Première amende française en application du RGPD

En novembre 2018, l’équivalent portugais de la Cnil prononçait  la première sanction rendue en application du Règlement Général sur la Protection des Données (RGPD) depuis son entrée en vigueur le 25 mai 2018.

 

Lundi 21 janvier 2019, la Cnil a, à son tour, prononcé une sanction contre un responsable de traitement de données pour manquement à ses obligations en application du RGPD. D’un montant de cinquante millions d’euros, il s’agit de l’amende la plus élevée jamais prononcée par la Cnil.

 

Au-delà de la date de l’amende, qui en fait donc une des toutes premières applications du mécanisme de sanction prévu par le RGPD, et de son montant, c’est son destinataire qui doit être retenu puisqu’il s’agit de Google.

 

Le prononcé de cette sanction intervient en conclusion d’une instruction commencée en mai 2018, après les plaintes collectives déposées par les associations None Of Your Business (NYOB) et la Quadrature du Net. None Of Your Business est notamment connue pour avoir été fondée par Max Schrems. Celui-ci était à l’origine des actions qui ont finalement conduit à l’invalidation du mécanisme de « Safe Harbour » par la Cour de Justice de l’Union européenne le 6 octobre 2015.

 

Dans le cadre de la mise en place du RGPD, Google avait annoncé à ses utilisateurs que de nouvelles règles de confidentialité devaient entrer en vigueur le 22 janvier 2019.

 

La décision de la Cnil constitue la conclusion d’une enquête entamée il y a quelques mois suite aux plaintes susmentionnées.

 

Les agents de la Cnil ont reproduit le parcours d’un utilisateur de smartphone Android pour se servir de son appareil. Ce système d’exploitation est aujourd’hui présent sur un grand nombre de smartphones tels ceux des marques Huawei et Samsung.

 

Afin de paramétrer le smartphone équipé d’Android, il est nécessaire d’utiliser ou de créer un compte Google.

 

La Cnil relève que, si Google communique sur l’usage qui sera fait des données collectées, ce à quoi elle est tenue en application du RGPD, la société ne respecte pas pour autant le Règlement. L’Autorité fait ainsi reproche à Google d’avoir disséminé les informations relatives aux finalités du traitement dans plusieurs documents différents. Mathias Moulin, directeur de la protection des droits et des sanctions à la CNIL précise ainsi dans une interview que : « l’information n’est pas aisément accessible : elle est disséminée dans différents documents.

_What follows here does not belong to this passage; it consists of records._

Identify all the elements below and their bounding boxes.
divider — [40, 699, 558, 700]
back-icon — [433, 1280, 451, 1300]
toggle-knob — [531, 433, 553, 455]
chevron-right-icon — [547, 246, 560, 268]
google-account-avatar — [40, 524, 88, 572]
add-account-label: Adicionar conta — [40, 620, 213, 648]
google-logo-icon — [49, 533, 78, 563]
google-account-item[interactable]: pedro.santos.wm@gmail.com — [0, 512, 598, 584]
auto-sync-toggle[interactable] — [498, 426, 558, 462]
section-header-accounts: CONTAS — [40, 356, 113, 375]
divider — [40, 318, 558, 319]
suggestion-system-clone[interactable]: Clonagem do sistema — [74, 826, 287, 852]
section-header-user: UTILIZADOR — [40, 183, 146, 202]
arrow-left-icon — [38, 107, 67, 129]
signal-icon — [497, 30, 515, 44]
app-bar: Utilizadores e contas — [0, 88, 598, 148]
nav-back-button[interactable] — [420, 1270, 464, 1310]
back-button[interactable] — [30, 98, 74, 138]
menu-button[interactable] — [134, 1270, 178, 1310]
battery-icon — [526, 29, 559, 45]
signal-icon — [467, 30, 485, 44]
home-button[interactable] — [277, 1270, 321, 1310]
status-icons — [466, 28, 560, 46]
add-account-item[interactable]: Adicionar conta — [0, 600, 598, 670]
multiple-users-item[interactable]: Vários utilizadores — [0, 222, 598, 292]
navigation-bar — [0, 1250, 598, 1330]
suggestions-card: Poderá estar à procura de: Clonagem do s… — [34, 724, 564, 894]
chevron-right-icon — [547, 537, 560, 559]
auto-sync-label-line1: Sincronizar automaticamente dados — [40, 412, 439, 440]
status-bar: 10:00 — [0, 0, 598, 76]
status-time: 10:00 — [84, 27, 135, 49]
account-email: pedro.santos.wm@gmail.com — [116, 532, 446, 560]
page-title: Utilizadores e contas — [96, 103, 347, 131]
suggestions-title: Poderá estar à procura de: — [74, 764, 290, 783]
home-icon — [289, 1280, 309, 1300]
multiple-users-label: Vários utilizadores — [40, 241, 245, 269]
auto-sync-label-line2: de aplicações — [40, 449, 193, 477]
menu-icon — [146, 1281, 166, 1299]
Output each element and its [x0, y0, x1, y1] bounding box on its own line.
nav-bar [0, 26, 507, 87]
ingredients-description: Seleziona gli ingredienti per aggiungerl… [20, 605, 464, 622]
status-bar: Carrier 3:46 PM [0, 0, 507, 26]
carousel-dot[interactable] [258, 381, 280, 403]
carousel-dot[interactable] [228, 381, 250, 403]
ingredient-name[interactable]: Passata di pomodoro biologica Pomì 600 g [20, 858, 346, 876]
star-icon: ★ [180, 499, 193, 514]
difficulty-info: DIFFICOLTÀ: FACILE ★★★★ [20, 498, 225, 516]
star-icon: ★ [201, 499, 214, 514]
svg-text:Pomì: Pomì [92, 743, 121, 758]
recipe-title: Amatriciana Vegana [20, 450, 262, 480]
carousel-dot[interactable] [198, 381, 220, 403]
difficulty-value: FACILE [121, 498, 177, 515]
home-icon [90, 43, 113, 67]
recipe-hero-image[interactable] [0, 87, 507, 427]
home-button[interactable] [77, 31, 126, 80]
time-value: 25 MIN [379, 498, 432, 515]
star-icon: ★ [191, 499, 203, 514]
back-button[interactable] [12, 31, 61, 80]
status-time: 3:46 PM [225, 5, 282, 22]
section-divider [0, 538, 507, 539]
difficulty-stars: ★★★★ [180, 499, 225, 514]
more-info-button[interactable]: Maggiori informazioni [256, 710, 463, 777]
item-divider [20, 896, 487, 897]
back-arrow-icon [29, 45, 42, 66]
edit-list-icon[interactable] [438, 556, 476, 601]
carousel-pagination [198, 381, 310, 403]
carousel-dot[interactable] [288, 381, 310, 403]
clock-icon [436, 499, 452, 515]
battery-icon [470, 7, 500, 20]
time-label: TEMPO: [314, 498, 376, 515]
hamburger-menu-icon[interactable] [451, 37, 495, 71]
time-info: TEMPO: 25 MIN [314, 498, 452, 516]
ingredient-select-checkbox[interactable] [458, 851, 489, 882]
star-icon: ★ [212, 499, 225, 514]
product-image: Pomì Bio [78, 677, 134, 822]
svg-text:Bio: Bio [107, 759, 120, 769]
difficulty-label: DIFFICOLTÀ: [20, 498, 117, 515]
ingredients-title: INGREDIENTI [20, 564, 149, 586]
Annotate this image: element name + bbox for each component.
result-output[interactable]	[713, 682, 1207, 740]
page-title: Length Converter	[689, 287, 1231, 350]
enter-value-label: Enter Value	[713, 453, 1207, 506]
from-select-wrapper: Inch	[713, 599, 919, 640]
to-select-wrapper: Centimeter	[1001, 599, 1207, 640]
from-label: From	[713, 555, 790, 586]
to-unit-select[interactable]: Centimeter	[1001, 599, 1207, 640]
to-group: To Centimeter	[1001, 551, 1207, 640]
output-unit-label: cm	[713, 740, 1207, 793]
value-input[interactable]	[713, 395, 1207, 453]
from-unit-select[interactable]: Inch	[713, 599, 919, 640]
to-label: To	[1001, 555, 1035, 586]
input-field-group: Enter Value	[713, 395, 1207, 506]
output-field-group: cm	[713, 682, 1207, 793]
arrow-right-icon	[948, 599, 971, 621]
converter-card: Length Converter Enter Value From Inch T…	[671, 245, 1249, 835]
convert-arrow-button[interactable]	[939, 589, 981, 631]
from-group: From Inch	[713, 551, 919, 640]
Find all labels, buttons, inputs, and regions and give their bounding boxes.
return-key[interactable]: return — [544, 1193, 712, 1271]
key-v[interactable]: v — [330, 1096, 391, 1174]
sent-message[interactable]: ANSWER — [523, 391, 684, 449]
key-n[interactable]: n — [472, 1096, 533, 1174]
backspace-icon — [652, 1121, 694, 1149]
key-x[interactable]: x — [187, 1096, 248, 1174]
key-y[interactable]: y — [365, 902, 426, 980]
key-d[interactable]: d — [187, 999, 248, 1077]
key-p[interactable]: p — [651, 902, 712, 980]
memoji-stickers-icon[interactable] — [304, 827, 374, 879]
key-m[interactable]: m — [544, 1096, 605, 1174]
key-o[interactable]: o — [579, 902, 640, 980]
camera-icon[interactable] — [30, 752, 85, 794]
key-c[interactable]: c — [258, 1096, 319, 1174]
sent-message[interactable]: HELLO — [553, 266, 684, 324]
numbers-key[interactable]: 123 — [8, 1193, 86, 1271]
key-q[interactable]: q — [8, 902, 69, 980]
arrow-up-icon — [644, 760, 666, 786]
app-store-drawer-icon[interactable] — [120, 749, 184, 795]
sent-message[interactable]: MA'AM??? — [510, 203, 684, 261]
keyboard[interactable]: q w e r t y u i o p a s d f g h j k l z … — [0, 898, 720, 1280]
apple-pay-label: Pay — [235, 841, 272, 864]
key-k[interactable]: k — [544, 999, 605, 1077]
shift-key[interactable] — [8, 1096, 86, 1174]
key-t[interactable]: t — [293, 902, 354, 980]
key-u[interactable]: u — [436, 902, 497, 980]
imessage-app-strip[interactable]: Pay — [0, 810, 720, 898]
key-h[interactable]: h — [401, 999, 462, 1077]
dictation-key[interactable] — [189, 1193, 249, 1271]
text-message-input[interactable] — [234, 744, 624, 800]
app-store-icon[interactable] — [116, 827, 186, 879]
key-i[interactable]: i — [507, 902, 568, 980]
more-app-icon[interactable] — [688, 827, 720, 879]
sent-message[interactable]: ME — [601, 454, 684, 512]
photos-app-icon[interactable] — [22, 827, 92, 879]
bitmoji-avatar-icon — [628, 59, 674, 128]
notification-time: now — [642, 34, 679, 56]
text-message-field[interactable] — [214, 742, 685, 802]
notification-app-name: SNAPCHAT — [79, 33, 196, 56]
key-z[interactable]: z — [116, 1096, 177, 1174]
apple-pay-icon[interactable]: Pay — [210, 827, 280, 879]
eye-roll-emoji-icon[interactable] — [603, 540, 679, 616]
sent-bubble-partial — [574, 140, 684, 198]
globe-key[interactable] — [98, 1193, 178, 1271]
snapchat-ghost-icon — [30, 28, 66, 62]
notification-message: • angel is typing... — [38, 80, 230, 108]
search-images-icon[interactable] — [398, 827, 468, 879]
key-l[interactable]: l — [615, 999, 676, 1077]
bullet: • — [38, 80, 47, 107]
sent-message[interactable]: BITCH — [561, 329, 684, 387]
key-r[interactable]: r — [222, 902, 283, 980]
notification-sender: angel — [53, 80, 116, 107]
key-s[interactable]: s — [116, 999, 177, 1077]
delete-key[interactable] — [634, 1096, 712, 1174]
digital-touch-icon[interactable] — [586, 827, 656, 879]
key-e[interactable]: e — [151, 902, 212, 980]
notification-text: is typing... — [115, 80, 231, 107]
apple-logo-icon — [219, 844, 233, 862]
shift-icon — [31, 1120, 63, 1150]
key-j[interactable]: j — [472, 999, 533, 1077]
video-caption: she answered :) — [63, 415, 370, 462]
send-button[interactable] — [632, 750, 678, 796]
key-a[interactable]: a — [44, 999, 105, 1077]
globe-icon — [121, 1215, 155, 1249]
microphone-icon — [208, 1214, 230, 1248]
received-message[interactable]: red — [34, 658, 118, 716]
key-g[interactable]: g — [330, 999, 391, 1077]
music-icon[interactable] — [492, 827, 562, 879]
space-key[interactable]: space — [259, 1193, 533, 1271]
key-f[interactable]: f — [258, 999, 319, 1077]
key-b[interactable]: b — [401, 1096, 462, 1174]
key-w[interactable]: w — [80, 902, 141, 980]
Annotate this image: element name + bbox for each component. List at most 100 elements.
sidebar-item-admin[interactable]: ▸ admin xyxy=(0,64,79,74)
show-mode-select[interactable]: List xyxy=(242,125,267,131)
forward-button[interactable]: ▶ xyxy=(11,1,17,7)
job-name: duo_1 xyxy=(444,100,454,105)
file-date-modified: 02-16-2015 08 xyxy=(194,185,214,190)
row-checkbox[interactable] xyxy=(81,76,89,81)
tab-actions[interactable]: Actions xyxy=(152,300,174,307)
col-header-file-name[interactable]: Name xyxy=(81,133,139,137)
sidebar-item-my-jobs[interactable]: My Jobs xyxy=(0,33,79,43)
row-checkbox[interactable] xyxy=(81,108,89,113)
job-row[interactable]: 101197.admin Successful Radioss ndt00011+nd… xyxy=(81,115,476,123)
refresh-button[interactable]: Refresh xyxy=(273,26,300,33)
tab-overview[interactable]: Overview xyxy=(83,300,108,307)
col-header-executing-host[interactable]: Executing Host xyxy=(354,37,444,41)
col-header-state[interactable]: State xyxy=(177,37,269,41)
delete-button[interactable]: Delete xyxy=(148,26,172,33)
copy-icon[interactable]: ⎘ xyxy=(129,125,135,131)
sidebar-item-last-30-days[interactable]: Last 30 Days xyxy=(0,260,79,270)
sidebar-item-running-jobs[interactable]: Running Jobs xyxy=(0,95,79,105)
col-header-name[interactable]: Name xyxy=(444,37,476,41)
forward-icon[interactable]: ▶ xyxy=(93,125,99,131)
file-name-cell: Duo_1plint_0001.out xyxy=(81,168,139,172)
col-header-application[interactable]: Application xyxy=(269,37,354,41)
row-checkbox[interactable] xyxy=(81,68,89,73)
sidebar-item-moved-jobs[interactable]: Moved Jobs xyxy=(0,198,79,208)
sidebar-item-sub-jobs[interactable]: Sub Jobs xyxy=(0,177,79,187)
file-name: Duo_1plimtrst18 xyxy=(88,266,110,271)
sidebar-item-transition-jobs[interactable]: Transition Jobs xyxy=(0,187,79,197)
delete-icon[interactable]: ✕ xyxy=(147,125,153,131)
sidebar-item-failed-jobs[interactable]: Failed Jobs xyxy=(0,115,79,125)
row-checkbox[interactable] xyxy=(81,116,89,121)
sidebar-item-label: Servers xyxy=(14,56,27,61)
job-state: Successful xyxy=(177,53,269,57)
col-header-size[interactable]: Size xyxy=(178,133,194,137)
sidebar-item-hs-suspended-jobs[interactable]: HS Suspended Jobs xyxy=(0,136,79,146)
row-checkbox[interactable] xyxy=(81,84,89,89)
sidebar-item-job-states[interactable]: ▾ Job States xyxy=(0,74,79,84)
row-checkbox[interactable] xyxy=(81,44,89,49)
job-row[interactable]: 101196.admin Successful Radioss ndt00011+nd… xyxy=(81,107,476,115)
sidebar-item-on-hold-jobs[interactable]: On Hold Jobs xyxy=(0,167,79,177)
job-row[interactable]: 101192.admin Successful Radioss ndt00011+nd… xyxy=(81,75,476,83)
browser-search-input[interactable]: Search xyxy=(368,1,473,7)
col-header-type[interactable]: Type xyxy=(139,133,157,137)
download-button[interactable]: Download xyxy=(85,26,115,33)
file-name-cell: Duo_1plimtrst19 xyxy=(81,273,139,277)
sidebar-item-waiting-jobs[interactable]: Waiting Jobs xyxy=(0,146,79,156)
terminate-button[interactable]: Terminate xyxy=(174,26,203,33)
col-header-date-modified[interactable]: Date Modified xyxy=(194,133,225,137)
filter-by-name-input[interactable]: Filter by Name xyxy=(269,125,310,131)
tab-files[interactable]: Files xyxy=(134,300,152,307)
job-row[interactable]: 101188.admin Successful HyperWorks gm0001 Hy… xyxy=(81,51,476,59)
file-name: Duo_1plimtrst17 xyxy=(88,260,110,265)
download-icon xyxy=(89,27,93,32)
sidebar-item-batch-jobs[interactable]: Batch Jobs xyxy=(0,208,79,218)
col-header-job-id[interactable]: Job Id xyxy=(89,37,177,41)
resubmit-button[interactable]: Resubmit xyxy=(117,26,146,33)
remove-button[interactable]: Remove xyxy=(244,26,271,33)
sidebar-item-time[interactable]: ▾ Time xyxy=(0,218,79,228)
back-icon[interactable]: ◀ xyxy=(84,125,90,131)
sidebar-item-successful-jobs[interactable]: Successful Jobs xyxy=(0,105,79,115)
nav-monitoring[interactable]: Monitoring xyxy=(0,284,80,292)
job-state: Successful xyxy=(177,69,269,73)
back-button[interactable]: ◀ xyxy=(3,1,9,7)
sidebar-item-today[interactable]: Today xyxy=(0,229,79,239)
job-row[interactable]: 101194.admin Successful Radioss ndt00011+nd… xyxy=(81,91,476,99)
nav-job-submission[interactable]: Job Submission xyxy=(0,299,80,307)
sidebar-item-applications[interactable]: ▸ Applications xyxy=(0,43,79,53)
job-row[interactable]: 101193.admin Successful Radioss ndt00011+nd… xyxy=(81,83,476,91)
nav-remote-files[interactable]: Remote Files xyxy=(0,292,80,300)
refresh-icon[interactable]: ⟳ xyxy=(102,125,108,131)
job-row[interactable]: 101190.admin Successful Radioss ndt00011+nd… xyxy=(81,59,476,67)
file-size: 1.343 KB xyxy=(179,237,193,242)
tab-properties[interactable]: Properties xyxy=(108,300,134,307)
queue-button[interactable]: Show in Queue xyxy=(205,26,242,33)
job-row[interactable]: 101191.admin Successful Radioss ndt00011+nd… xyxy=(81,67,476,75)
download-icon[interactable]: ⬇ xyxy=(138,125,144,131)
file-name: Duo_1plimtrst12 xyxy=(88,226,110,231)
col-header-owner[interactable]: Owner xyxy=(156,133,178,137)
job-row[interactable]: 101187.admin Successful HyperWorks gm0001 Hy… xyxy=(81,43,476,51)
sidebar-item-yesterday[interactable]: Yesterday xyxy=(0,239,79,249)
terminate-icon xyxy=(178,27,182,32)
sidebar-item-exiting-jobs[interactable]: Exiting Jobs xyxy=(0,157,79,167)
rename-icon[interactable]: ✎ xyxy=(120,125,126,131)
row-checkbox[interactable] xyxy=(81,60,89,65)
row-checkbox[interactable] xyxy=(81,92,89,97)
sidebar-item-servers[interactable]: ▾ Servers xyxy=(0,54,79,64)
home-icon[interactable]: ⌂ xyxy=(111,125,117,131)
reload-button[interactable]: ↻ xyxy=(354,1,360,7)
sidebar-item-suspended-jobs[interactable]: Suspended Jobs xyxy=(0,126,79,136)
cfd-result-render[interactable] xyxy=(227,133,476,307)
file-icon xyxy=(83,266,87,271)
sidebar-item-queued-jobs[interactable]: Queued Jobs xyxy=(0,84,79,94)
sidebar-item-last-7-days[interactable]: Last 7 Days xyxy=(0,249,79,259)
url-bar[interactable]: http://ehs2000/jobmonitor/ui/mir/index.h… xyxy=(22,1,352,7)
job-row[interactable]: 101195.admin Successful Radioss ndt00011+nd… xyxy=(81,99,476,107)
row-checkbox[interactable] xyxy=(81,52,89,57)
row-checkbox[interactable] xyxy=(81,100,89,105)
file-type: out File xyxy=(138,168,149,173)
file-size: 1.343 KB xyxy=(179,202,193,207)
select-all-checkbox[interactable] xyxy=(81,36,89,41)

Il faut parfois jusqu’à cinq clics pour accéder à une information ».

 

La Cnil considère comme peu probable que les utilisateurs aillent aussi loin pour accéder à ces informations.

 

En conséquence, la Cnil a retenu que les informations offertes par Google quant aux finalités du traitement des données collectées n’étaient ni claires ni compréhensibles. Elle ajoute dans un communiqué de presse que : « Les manquements constatés privent les utilisateurs de garanties fondamentales concernant des traitements pouvant révéler des pans entiers de leur vie privée, car reposant sur un volume considérable de données, une grande variété de services et des possibilités de combinaison de données quasi illimitées ».

 

La Cnil retient trois motifs au visa du RGPD : le manque de transparence, une information insatisfaisante et l’absence de consentement valable pour la personnalisation de la publicité.

 

L’association La Quadrature du Net a cependant manifesté son désir de voir l’action de la Cnil se porter désormais sur la deuxième partie de la plainte déposée en collaboration avec l’association None Of Your Business et qui portait sur la question de la collecte d’un consentement libre des utilisateurs.

 

Pour mémoire, le RGPD prévoit en son article 83 que la violation des obligations d’obtention d’un consentement libre et éclairé à la collecte des données personnelles des personnes concernées est passible d’une sanction pouvant atteindre 20.000.000 d’euros ou 4% du chiffre d’affaires annuel mondial total du responsable de traitement.

Il faut enfin rappeler que cette décision est susceptible de recours.